Obwohl Kraller Boote sind schon klasse!


----------



## Der_Glücklose (24. Dezember 2006)

*AW: ruderboote*

Hi #h 

war mal in einem Verein mit Kraller Ruderbooten, allerdings das große Modell A54. UNd kann die nur empfehlen, habe noch kein besseres Boot gerudert #6

P.S. Crescent Boote haben auchg einen sehr guten Ruf.


----------



## HD4ever (24. Dezember 2006)

*AW: ruderboote*

wie gesagt .. da gibts ne Menge ... Pioneer Boote sind bestimmt auch top ...
würde mal diverse Gebrauchtbootsseiten online durchforsten, da bekommt man schon ne guten Überblick über die verschiedenen Typen ...


----------



## detlefb (24. Dezember 2006)

*AW: ruderboote*

Hier eine Alternative zu den üblichen Booten auf den Alpenseen. 
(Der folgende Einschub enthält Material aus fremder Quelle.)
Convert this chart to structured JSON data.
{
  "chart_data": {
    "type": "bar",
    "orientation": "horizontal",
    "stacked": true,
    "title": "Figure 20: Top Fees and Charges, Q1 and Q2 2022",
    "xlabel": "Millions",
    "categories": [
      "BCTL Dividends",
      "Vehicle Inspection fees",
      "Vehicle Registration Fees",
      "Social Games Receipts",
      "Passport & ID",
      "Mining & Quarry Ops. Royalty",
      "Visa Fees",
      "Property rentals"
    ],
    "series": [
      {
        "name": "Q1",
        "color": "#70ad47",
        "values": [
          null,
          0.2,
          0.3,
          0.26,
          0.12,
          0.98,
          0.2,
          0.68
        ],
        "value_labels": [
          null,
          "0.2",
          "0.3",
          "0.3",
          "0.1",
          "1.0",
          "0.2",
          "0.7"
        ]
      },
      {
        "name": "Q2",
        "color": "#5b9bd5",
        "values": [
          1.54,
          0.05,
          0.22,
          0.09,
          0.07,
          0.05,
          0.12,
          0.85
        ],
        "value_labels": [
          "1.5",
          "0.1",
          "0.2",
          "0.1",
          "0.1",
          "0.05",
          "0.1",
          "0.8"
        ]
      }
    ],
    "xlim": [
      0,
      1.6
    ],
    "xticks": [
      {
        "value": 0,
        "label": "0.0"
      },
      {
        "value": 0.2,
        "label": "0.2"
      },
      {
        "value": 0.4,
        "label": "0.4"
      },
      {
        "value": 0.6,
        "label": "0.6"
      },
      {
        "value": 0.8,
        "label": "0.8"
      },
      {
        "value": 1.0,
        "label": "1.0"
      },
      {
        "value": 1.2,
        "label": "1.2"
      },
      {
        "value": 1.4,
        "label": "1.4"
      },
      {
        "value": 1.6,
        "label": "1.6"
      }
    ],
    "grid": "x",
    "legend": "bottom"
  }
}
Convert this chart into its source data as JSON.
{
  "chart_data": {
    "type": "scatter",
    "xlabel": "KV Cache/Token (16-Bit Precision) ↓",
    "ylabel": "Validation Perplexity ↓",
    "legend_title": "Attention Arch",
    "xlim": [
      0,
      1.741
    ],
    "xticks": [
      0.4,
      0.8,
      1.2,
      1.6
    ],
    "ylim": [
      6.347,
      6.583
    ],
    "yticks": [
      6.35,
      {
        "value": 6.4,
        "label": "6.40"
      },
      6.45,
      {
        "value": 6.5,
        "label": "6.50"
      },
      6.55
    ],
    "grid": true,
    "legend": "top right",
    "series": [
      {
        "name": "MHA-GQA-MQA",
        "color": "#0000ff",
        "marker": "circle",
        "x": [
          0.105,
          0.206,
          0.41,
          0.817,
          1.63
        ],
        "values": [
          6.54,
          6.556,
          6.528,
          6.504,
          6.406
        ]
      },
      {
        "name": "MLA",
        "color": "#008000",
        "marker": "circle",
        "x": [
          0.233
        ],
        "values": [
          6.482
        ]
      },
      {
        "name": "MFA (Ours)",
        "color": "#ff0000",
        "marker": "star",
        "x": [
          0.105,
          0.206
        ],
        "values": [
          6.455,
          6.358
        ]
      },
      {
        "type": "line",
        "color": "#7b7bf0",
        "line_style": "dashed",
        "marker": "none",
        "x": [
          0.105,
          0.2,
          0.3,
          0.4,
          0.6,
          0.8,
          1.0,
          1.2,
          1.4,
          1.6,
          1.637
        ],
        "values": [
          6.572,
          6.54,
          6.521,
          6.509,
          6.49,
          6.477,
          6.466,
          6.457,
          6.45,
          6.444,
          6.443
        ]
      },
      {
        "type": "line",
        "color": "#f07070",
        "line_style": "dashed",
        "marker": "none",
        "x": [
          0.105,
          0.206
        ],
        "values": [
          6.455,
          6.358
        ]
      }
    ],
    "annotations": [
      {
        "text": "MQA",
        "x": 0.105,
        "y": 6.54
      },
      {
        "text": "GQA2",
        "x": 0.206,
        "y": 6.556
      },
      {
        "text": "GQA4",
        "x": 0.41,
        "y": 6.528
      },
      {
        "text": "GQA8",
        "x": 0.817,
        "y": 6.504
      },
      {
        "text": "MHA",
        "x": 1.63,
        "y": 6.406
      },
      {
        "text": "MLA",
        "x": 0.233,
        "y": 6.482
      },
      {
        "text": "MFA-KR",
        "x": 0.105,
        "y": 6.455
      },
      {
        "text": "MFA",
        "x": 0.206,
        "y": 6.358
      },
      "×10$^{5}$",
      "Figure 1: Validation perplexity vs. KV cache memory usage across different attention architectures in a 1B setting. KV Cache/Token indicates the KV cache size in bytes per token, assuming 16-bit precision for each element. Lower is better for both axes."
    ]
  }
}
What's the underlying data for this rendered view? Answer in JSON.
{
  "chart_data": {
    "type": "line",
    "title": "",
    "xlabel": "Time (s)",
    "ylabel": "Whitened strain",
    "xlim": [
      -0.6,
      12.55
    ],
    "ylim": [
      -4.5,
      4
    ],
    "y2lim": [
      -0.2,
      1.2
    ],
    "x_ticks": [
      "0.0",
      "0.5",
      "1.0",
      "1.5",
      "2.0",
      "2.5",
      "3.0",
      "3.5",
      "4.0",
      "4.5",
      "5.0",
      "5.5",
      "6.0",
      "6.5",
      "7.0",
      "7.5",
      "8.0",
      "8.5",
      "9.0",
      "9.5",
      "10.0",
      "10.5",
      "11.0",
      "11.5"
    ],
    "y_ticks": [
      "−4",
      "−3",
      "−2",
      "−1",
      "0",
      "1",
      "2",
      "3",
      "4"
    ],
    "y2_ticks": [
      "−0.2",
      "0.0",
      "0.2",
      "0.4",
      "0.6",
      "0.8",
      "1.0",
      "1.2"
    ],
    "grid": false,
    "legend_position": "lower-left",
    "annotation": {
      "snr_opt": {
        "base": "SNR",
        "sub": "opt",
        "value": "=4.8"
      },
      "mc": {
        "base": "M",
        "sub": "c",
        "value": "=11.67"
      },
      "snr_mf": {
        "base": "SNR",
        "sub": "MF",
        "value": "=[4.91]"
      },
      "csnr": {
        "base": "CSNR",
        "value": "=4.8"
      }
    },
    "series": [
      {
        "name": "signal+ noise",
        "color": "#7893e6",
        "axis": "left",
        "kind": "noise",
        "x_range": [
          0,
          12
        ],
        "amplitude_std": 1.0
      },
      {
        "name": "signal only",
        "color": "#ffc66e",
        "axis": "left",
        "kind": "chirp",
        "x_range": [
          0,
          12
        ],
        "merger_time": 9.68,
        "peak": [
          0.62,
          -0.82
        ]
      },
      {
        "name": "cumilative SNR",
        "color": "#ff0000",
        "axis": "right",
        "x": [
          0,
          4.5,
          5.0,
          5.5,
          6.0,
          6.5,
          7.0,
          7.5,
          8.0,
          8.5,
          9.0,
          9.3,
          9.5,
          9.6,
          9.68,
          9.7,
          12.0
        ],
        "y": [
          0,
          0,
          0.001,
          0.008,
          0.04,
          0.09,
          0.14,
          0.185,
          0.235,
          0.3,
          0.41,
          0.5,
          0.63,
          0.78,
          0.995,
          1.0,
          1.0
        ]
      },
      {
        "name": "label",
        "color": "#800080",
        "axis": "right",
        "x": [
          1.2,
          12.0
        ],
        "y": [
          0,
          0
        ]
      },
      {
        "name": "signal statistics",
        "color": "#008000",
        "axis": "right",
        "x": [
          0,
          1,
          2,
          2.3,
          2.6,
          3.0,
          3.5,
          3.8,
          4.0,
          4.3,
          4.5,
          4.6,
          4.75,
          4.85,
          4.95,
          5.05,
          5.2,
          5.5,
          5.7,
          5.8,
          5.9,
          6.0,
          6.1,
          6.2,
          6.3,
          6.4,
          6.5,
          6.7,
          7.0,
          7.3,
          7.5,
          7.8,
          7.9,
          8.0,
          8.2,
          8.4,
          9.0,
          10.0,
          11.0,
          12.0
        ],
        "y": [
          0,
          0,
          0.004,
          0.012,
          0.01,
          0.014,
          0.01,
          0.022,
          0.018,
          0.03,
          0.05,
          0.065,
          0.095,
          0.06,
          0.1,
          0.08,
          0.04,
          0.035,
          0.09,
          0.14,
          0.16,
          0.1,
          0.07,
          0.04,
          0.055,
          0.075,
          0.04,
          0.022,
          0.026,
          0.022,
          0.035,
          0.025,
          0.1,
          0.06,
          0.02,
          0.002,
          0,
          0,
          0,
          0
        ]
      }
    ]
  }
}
http://steinlechnerbootswerft.de/

Die Kraller und Co kannste bei Wind in Tonne treten, so toll sie bei Ententeich laufen.


----------



## Der_Glücklose (25. Dezember 2006)

*AW: ruderboote*



detlefb schrieb:


> Hier eine Alternative zu den üblichen Booten auf den Alpenseen.
> 
> http://steinlechnerbootswerft.de/
> 
> Die Kraller und Co kannste bei Wind in Tonne treten, so toll sie bei Ententeich laufen.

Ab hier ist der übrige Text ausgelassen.